Given your physical being and the way you present yourself, do you think the story you are telling is the same one that others are hearing? Could it be vastly different, when seen through their eyes?
Your Story about Friends
What is your story about friendship? According to your story, how important are friends? How fully engaged are your with them? (that is don’t calculate in your mind simply how often you see them but what you do and how you are when you’re together). If close friendships are important to you, yet they are clearly not happening in your life, what is the story you tell yourself that obstructs this from happening?

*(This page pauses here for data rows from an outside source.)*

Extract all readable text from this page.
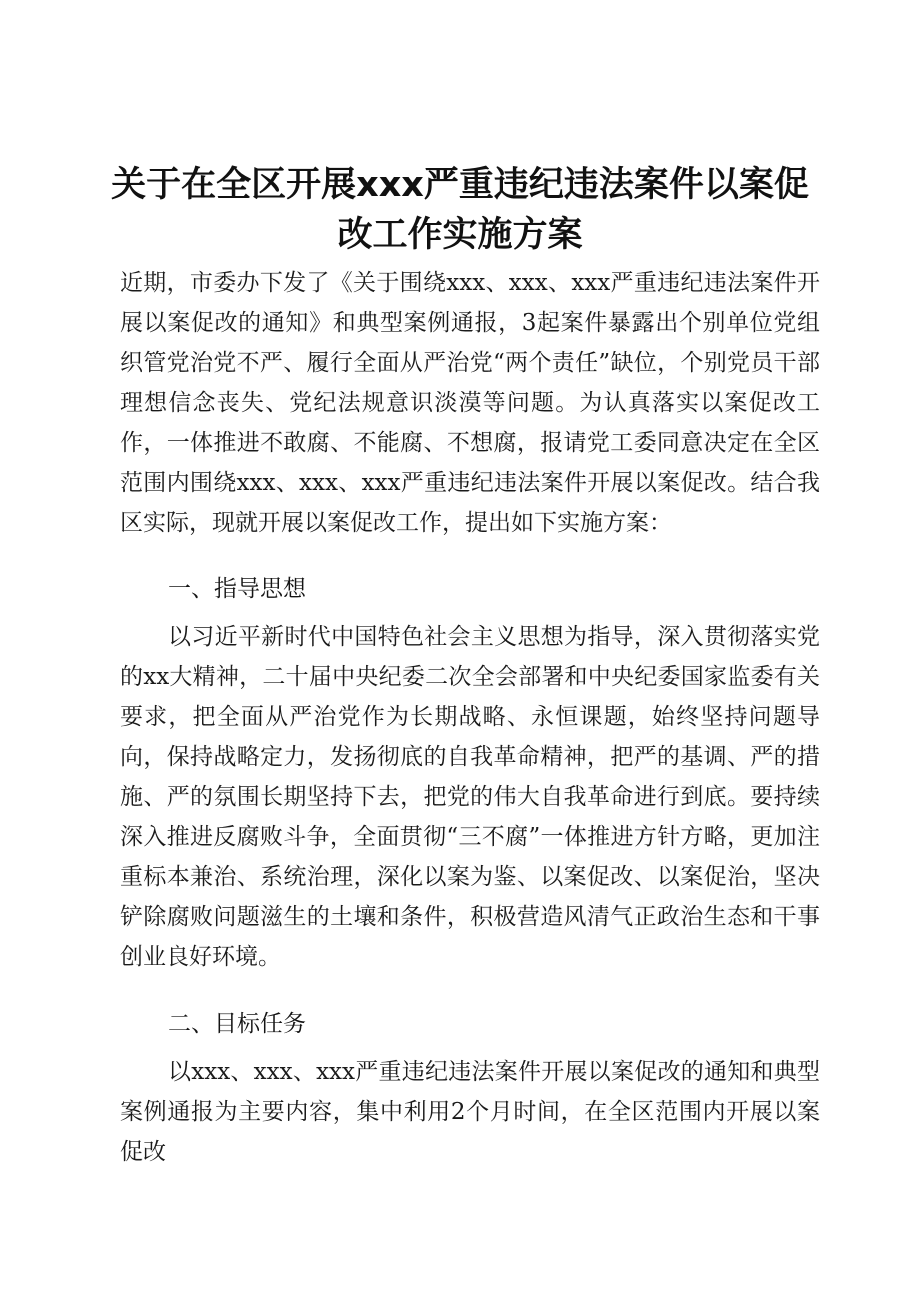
关于在全区开展xxx严重违纪违法案件以案促
改工作实施方案
近期，市委办下发了《关于围绕xxx、xxx、xxx严重违纪违法案件开展以案促改的通知》和典型案例通报，3起案件暴露出个别单位党组织管党治党不严、履行全面从严治党“两个责任”缺位，个别党员干部理想信念丧失、党纪法规意识淡漠等问题。为认真落实以案促改工作，一体推进不敢腐、不能腐、不想腐，报请党工委同意决定在全区范围内围绕xxx、xxx、xxx严重违纪违法案件开展以案促改。结合我区实际，现就开展以案促改工作，提出如下实施方案：
一、指导思想
以习近平新时代中国特色社会主义思想为指导，深入贯彻落实党的xx大精神，二十届中央纪委二次全会部署和中央纪委国家监委有关要求，把全面从严治党作为长期战略、永恒课题，始终坚持问题导向，保持战略定力，发扬彻底的自我革命精神，把严的基调、严的措施、严的氛围长期坚持下去，把党的伟大自我革命进行到底。要持续深入推进反腐败斗争，全面贯彻“三不腐”一体推进方针方略，更加注重标本兼治、系统治理，深化以案为鉴、以案促改、以案促治，坚决铲除腐败问题滋生的土壤和条件，积极营造风清气正政治生态和干事创业良好环境。
二、目标任务
以xxx、xxx、xxx严重违纪违法案件开展以案促改的通知和典型案例通报为主要内容，集中利用2个月时间，在全区范围内开展以案促改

To what extent are friendships important to your realizing what you need and want from life? If you have few or no friends, why is that? Is this a relatively recent development – that is, something that happened since you got married for example, or had a family, or got more consumed by work, or got promoted, or got divorced, or experienced a significant loss, or moved away from your hometown?
When you think of your closest friendships over the last five years, can you say any of them has grown and deepened? People who have a best friend at work are seven times more likely to be engaged in their work, get more done in less time, have fewer accidents and are more likely to innovate and share new ideas.
Suppose you had no friends – what would that be like? This may seem like a morbid exercise but write down three ways in which being completely friendless might make your life poorer (no one to turn to in times of crisis and celebration, no one to mourn your passing, etc.)